I am going to do a Save All, and if I switch back to Design View, I can see now the text is wrapping that. Perfect! Now, I mentioned that it was going to focus on that selector in two places. We just saw how it focused on it in the Code view, but it also focuses on it in the CSS Styles panel as well. Let me show you that. So I am going to go over to CSS Styles panel, double-click that tab to sort of expand that, and I might double- click the Files tab to collapse it. So I just want to focus on the CSS Styles panel. So you can see this text right here: Optional 4 day tour available Rating: Medium.
That's sort of still in this paragraph, and I'd like it to be on its own line and have proper spacing here. So what I am going to do is, once again, click inside that, and remember, if I am on the PC, I am going to hold my Alt key down; if I am on the Mac, I am going to hold Command+Option. I'll click to bring up the Code Navigator and again, notice here I am getting an entirely different list of rules based on the element that I have selected. So the #mainContent .tourDescription span.option is the selector that I want to choose. Now, I could go above this. If I wanted to affect all paragraphs, I could click here. So I want to affect just the selected text, so I am going to click right there.

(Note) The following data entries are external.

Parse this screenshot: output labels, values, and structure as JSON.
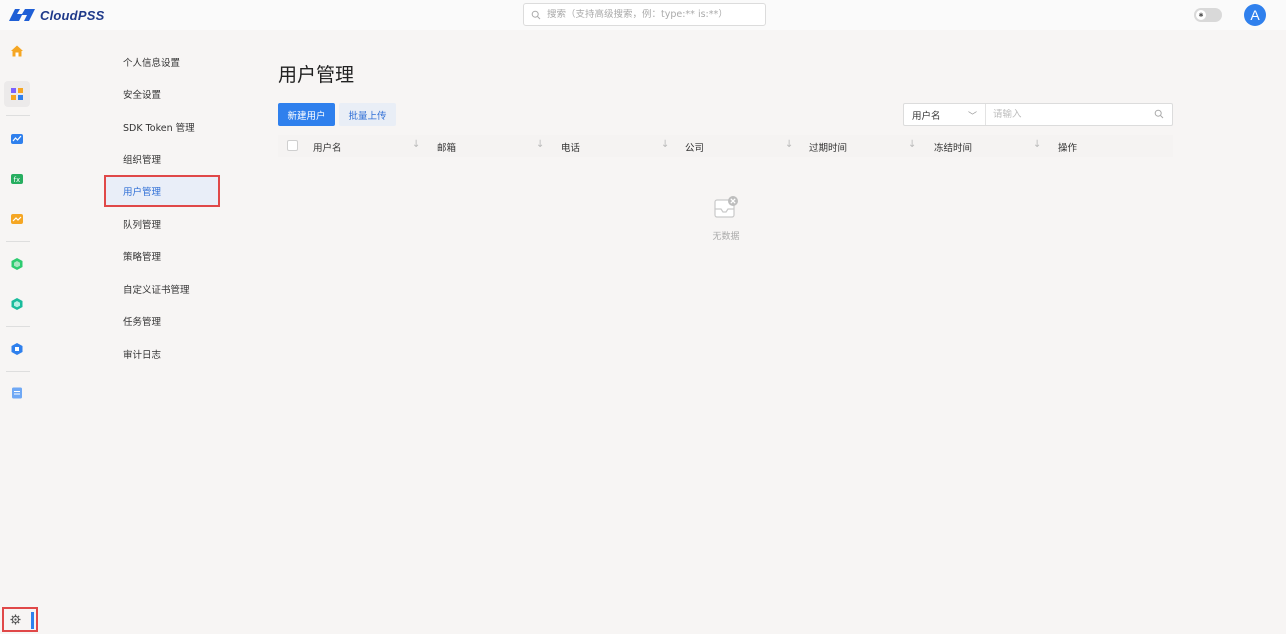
{
  "app": {
    "logo_text": "CloudPSS"
  },
  "search": {
    "placeholder": "搜索（支持高级搜索，例：type:** is:**）"
  },
  "user": {
    "avatar_letter": "A"
  },
  "settings_menu": {
    "items": [
      {
        "label": "个人信息设置"
      },
      {
        "label": "安全设置"
      },
      {
        "label": "SDK Token 管理"
      },
      {
        "label": "组织管理"
      },
      {
        "label": "用户管理",
        "active": true
      },
      {
        "label": "队列管理"
      },
      {
        "label": "策略管理"
      },
      {
        "label": "自定义证书管理"
      },
      {
        "label": "任务管理"
      },
      {
        "label": "审计日志"
      }
    ]
  },
  "main": {
    "title": "用户管理",
    "buttons": {
      "new_user": "新建用户",
      "batch_upload": "批量上传"
    },
    "filter": {
      "field": "用户名",
      "placeholder": "请输入"
    },
    "table": {
      "columns": [
        "用户名",
        "邮箱",
        "电话",
        "公司",
        "过期时间",
        "冻结时间",
        "操作"
      ],
      "empty_text": "无数据"
    }
  },
  "colors": {
    "accent": "#2f80ed",
    "highlight_border": "#e04848"
  },
  "icons": {
    "rail": [
      "home-icon",
      "apps-icon",
      "chart-icon",
      "formula-icon",
      "trend-icon",
      "hex-green-icon",
      "hex-teal-icon",
      "cube-blue-icon",
      "doc-icon",
      "gear-icon"
    ]
  }
}
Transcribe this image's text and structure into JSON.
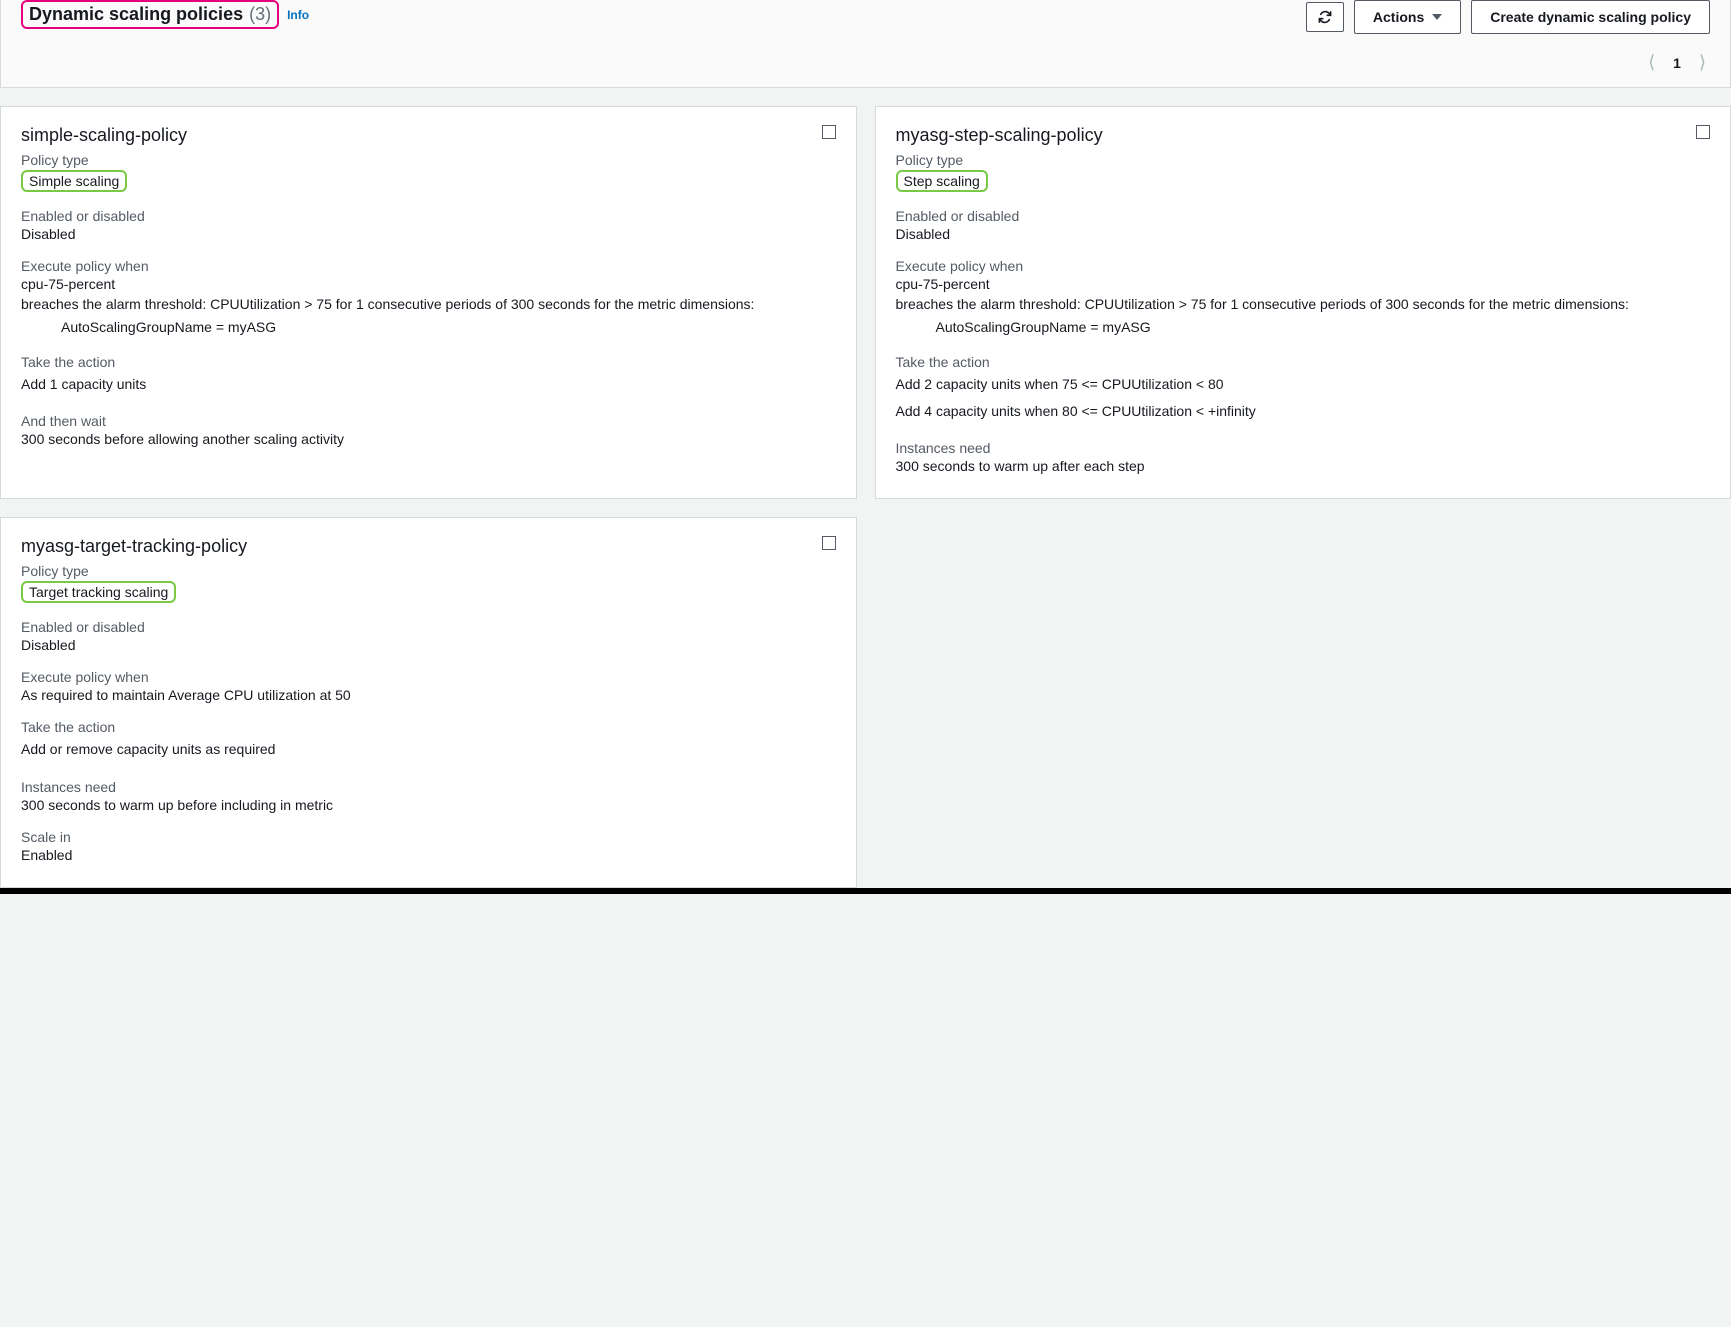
{
  "header": {
    "title": "Dynamic scaling policies",
    "count": "(3)",
    "info": "Info",
    "refresh_label": "Refresh",
    "actions_label": "Actions",
    "create_label": "Create dynamic scaling policy",
    "page": "1"
  },
  "labels": {
    "policy_type": "Policy type",
    "enabled": "Enabled or disabled",
    "execute_when": "Execute policy when",
    "take_action": "Take the action",
    "then_wait": "And then wait",
    "instances_need": "Instances need",
    "scale_in": "Scale in"
  },
  "cards": [
    {
      "name": "simple-scaling-policy",
      "type": "Simple scaling",
      "type_highlight": true,
      "enabled": "Disabled",
      "exec_title": "cpu-75-percent",
      "exec_desc": "breaches the alarm threshold: CPUUtilization > 75 for 1 consecutive periods of 300 seconds for the metric dimensions:",
      "exec_dim": "AutoScalingGroupName = myASG",
      "actions": [
        "Add 1 capacity units"
      ],
      "then_wait": "300 seconds before allowing another scaling activity"
    },
    {
      "name": "myasg-step-scaling-policy",
      "type": "Step scaling",
      "type_highlight": true,
      "enabled": "Disabled",
      "exec_title": "cpu-75-percent",
      "exec_desc": "breaches the alarm threshold: CPUUtilization > 75 for 1 consecutive periods of 300 seconds for the metric dimensions:",
      "exec_dim": "AutoScalingGroupName = myASG",
      "actions": [
        "Add 2 capacity units when 75 <= CPUUtilization < 80",
        "Add 4 capacity units when 80 <= CPUUtilization < +infinity"
      ],
      "instances_need": "300 seconds to warm up after each step"
    },
    {
      "name": "myasg-target-tracking-policy",
      "type": "Target tracking scaling",
      "type_highlight": true,
      "enabled": "Disabled",
      "exec_value": "As required to maintain Average CPU utilization at 50",
      "actions": [
        "Add or remove capacity units as required"
      ],
      "instances_need": "300 seconds to warm up before including in metric",
      "scale_in": "Enabled"
    }
  ]
}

Now, it still goes into Code view, but notice that also in the CSS Styles panel, it scrolls down, finds that particular selector and highlights it. So now, I am able to go ahead and set properties here, as well. So I am going to go ahead and add another property here, and I am going to add the Display property. I will hit Tab, and I'll do a display of block. As soon as I hit Return, I can once again go back to Design view. Now, we can see that it is indeed on its own line. It's displaying as a block-level element, and that is exactly what we want it to do. So if you're working with really complex code, and especially if you have elements that are being formatted through various rules, the Code Navigator can help you really cut through that clutter, showing you exactly which rule you need to edit and making finding that rule in your Styles, or your CSS Styles panel as simple as just a single click.
Now, if you've never used the Code Navigator, or if you've just been annoyed by the icon that keeps coming up, my advice is to take control over this really powerful feature and go ahead and add it to your workflow.